When someone close to you passes away, it is important for your children to attend the funeral if they want to. This is a natural, healthy way to say goodbye and gives a sense of finality that can help them process their grief. Unfortunately, many parents assume that their children will not want to go and so don’t plan for it. This can be devastating for the family and leave children feeling confused and isolated.
Children are naturally curious and will likely ask questions about the funeral ceremony. It is best to answer these questions calmly and honestly as early as possible so the child has time to absorb and understand what is happening. Keeping the lines of communication open is also helpful as this will allow you to address any misunderstandings that may arise.
If your child decides to attend the funeral, have them draw a picture of their loved one or write a letter and put it in the casket or urn with the deceased. They can also write a message to be read at the service or placed in a card that is given to the grieving family. This will give the child something to focus on and can help them connect with their sibling in a way that feels right to them.
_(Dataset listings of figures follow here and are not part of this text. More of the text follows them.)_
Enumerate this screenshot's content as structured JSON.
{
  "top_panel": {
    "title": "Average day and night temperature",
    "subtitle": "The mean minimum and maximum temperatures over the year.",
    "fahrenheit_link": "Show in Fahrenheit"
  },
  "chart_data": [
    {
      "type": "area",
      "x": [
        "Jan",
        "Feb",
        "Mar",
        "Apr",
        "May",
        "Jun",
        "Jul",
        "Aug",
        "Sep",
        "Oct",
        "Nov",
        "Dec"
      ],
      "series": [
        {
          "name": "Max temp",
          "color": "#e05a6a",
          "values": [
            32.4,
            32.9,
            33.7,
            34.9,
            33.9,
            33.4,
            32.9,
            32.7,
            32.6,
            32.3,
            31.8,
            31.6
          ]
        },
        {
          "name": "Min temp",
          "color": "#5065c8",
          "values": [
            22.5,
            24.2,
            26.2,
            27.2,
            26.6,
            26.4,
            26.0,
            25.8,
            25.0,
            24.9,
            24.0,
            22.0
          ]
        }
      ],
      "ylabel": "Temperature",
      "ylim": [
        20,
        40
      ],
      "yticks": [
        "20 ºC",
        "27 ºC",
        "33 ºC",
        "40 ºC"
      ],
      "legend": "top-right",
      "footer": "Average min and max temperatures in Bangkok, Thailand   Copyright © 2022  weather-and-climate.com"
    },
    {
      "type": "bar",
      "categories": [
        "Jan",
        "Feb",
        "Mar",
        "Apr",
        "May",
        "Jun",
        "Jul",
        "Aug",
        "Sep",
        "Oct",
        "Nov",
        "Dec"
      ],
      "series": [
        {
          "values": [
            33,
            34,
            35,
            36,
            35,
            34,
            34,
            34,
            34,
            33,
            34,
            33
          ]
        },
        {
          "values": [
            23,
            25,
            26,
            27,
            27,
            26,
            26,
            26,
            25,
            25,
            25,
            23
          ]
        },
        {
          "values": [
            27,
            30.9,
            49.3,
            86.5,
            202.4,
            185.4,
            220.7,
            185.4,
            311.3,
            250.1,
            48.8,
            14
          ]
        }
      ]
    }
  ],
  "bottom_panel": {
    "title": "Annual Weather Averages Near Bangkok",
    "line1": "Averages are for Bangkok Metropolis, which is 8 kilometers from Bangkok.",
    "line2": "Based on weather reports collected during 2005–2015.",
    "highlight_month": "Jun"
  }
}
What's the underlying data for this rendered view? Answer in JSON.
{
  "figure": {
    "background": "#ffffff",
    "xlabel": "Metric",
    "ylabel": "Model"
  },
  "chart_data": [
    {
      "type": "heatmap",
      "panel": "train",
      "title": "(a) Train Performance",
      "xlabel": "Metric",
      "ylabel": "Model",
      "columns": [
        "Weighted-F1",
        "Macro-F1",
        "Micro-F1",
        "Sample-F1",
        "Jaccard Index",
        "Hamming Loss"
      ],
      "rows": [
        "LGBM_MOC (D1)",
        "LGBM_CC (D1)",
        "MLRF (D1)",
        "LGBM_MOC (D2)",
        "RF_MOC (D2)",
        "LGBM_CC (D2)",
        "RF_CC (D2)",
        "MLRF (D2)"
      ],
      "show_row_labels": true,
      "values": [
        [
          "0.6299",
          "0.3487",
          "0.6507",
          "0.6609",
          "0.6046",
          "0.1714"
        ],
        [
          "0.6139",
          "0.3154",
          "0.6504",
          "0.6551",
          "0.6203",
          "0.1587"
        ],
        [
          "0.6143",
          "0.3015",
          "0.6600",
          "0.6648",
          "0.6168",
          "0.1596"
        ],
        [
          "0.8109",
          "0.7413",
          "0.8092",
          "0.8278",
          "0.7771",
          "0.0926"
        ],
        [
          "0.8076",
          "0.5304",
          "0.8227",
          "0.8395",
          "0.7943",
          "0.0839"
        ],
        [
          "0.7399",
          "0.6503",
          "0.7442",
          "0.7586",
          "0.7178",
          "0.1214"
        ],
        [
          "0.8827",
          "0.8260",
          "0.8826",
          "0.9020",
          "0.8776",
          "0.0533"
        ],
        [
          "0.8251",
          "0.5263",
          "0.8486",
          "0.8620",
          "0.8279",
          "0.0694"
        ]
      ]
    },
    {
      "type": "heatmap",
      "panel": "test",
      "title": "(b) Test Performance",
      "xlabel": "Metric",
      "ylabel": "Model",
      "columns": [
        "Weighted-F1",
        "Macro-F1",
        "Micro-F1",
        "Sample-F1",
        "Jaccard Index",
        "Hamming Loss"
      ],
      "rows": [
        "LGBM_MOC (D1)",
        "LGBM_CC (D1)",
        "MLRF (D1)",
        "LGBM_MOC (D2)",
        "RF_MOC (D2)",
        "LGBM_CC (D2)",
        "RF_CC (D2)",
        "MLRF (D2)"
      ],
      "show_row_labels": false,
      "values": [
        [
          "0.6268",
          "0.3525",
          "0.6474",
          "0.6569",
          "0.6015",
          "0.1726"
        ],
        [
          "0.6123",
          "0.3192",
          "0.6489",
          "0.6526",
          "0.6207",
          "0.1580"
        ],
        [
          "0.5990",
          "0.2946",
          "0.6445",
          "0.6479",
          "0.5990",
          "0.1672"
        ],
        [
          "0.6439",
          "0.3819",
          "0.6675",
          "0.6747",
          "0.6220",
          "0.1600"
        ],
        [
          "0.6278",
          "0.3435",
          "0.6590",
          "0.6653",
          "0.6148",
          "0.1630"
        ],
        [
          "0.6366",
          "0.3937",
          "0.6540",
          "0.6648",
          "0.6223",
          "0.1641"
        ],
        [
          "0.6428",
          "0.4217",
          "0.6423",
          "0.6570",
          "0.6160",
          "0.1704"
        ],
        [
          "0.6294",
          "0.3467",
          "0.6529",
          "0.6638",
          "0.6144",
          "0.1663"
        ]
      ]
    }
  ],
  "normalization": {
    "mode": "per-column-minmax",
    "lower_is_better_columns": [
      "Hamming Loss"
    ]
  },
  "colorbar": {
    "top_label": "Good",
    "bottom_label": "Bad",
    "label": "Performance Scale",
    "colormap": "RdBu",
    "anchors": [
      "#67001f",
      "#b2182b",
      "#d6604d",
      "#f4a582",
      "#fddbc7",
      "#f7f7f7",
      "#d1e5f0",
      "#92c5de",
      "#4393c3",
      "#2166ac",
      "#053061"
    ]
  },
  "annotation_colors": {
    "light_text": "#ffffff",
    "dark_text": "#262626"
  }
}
During the funeral service, it is important for children to see people expressing a range of emotions so they know that it’s ok to feel sad. It is also a good idea to bring some activities for the kids like coloring books and crayons so they can relax and have something to do. If the funeral is going to be held at a cemetery, consider bringing some small balloons for the kids to release in memory of their loved one.
Once the funeral is over, make sure you check in with your child to see if they have any questions or need to talk about their experience. Be honest and open with them and if you feel they are struggling to cope, encourage them to seek professional support.
Ultimately, it is up to each parent to determine whether their children should attend the funeral. Choosing not to go is certainly an option, but it’s important for parents to be aware that children who do not go will often regret this later in life and may struggle with guilt or shame as they grow up. If your child does decide to attend the funeral, be prepared to support them throughout the day and night, as well as after the service. Offer to record the service for them and be there to answer any questions they may have. Be sure to stay nourished and hydrated during the event and take breaks as needed. This will help you to keep up with your energy levels so you can be there for your child. Be sure to also check in with your spouse/partner, co-parent, friends and other siblings.